Catholic apologist and author Jimmy Akin told the Register he thinks Medjugorje may be the impetus for the new apparitions document from the Dicastery for the Doctrine of the Faith.

“I strongly suspect that the need to resolve the Medjugorje case was a principal reason for the revision of the norms, as the DDF appears to have found it hard to classify under the old system,” said Akin, a Register contributor.

“I thus suspect that we may get a ruling on it in the near future, and that ruling is likely to be the third — Curatur (‘It is to be attended to’) — which applies to a phenomenon that has ‘various or significant critical [i.e., negative] elements’ but has nevertheless ‘spread widely’ and is connected with ‘verifiable spiritual fruits,’” he said.
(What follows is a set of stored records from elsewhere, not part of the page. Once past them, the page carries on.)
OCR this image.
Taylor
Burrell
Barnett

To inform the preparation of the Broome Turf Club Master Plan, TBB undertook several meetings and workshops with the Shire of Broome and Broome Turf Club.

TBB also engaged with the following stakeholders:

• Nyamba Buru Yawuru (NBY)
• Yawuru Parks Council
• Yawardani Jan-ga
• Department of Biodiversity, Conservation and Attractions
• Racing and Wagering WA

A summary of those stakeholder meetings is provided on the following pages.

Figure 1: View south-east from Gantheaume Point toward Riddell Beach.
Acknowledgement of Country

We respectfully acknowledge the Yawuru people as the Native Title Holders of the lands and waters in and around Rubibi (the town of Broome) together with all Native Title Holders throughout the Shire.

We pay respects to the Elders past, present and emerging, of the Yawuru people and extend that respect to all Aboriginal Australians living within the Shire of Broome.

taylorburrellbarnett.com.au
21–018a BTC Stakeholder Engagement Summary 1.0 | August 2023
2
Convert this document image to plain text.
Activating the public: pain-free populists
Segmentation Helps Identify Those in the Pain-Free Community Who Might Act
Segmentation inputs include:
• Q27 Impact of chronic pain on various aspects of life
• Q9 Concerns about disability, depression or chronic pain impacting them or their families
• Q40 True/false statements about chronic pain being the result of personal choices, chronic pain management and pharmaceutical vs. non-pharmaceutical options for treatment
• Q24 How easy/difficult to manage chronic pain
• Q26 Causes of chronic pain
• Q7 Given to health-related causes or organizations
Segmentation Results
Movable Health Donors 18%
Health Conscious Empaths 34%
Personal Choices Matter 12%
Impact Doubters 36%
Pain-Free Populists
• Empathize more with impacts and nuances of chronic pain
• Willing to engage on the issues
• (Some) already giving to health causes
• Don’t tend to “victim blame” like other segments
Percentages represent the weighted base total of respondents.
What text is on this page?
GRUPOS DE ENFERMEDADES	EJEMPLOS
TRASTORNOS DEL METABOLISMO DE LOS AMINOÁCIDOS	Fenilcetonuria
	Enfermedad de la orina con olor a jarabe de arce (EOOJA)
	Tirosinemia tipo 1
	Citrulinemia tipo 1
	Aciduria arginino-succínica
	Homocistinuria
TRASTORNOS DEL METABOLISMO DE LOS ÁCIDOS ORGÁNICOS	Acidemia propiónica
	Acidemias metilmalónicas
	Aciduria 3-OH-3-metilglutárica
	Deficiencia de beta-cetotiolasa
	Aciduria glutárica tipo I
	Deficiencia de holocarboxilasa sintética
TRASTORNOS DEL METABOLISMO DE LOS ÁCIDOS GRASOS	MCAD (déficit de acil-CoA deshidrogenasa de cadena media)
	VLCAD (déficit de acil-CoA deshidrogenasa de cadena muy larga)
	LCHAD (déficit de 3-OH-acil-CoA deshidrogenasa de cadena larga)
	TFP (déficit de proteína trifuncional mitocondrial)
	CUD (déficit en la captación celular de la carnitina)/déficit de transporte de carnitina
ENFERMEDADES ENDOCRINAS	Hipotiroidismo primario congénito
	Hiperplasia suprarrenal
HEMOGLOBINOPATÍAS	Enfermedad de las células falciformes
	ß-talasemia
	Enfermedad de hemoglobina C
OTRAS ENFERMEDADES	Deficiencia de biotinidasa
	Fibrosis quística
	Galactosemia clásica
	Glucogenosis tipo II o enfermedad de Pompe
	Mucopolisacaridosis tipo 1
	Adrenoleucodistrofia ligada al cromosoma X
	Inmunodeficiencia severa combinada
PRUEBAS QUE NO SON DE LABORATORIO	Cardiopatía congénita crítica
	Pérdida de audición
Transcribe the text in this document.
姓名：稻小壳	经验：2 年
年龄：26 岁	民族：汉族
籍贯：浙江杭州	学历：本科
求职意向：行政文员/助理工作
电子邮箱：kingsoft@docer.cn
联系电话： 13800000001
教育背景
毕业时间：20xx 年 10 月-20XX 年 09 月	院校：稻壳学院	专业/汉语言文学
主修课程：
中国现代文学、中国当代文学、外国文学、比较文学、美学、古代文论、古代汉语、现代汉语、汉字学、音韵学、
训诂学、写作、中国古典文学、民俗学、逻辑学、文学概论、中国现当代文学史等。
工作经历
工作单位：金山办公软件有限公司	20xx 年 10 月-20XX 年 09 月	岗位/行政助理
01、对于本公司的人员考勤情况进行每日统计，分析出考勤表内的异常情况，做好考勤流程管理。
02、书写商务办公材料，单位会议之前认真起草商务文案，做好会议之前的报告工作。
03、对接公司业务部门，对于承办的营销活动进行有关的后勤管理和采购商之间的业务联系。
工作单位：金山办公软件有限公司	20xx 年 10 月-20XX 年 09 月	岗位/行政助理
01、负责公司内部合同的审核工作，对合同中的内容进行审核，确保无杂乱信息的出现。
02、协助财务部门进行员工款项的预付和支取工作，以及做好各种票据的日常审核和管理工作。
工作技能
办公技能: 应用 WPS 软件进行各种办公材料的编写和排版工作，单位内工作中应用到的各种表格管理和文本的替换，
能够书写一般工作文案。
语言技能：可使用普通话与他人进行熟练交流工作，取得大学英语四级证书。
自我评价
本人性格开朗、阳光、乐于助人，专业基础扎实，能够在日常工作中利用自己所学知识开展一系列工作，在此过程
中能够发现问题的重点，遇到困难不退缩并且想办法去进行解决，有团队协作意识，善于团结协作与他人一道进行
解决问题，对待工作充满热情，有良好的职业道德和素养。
Medjugorje has drawn devotees and skeptics within the Church, each side using Church standards to make a case.

It’s an example of how purported apparitions are often messy — even in widely accepted appearances of Mary, for instance, seers sometimes disagree on what they heard or describe it inadequately.

With that in mind, Dodd said the new apparitions document embodies a theme of Pope Francis’ pontificate — “accompaniment.”

“This document,” she said, “accompanies really everybody — the bishops, the alleged visionaries and the faithful — in walking in discernment, that we don’t have to have the perfect answer at the start.”